El que, en al menos ocho estados, los rojos no hayan logrado alcanzar acuerdos sobre las candidatura, revela que la férrea autoridad del jefe ha comenzado a ser cuestionada por quienes temen que su eventual alejamiento –temporal o definitivo– de la Presidencia los deje con los crespos hechos. Pero no es esta la única lectura que propicia este espinoso asunto cuyas raíces están en la caprichosa dedocracia.

Hace algunos meses, Chávez pensó en Nicolás Maduro para enfrentar a Henrique Salas Feo en Carabobo; después se decantó por Francisco Ameliach, contra el deseo mayoritario de los militantes del PSUV que en acto público aclamaban al alcalde de Puerto Cabello, Rafael Lacava.

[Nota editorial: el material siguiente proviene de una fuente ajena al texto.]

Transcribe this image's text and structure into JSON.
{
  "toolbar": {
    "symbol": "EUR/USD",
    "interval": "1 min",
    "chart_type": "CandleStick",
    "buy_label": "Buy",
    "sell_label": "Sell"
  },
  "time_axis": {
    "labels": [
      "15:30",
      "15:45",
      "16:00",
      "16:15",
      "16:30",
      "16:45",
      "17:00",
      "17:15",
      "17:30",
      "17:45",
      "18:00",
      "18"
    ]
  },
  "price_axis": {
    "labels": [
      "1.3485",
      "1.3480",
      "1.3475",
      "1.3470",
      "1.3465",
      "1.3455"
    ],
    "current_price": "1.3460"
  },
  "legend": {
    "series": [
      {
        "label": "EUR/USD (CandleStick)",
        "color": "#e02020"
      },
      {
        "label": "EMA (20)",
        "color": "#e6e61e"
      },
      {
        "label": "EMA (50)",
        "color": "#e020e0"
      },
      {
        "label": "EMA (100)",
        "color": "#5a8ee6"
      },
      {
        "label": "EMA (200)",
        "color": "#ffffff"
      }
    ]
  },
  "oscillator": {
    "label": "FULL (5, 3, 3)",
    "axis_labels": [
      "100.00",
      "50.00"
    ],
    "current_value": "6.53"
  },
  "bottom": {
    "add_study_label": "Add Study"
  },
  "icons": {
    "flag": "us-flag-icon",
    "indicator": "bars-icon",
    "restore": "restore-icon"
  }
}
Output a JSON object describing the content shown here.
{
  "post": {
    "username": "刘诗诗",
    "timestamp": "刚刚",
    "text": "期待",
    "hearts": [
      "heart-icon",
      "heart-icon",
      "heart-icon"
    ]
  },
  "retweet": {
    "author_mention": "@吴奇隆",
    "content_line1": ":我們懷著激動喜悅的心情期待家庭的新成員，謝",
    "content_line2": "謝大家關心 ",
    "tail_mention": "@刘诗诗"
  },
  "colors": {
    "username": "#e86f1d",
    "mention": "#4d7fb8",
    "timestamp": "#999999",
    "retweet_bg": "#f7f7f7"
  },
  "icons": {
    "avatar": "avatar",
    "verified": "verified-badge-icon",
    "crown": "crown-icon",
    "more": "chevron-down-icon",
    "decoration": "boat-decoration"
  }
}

Este cuartelario proceder se repetirá una y otra vez en diversas entidades en las cuales dispone e impone a voluntad a aspirantes de precario currículo y sin ningún vínculo con el territorio cuya administración se consigna como premio a su perruna lealtad. Viene a colación el caso de Henry Rangel Silva, ex ministro de Defensa, penúltimo de su promoción, que, como Sancho, es recompensado con su Barataria (ojalá no tenga que soportar tantas crueldades y malos tratos como los que agobiaron al escudero cervantino). Este comportamiento, censurado por el régimen como inherente a la cultura política del “pasado”, tiene consecuencias previsibles como lo es incentivar la disidencia; por eso, organizaciones agrupadas en el Polo Patriótico, que aportaron los casi dos millones de diferencia que aseguraron la reelección del caudillo de Sabaneta, se rebelan contra el sectarismo del partido de gobierno.

Chávez vuelve a ensayar el papel portaaviones que alguna vez llevó a gobernaciones, alcaldías y asamblea a un contingente político de escasas luces. De allí que por el mar rojo de la pretendida felicidad socialista no sólo navegue un tanto averiado el portaviones de la revolución, sino que también lo hagan sigilosos submarinos cuyas tripulaciones, alimentadas por informes de inteligencia y la rumorología tabernaria, creen llegado su momento: catorce años de obediencia ciega es mucho, pero… ¿veinte?; veinte son sencillamente insufribles, sobre todo, si como es de presumir, los gobernadores que se elegirán serán inmolados en el altar del estado comunal.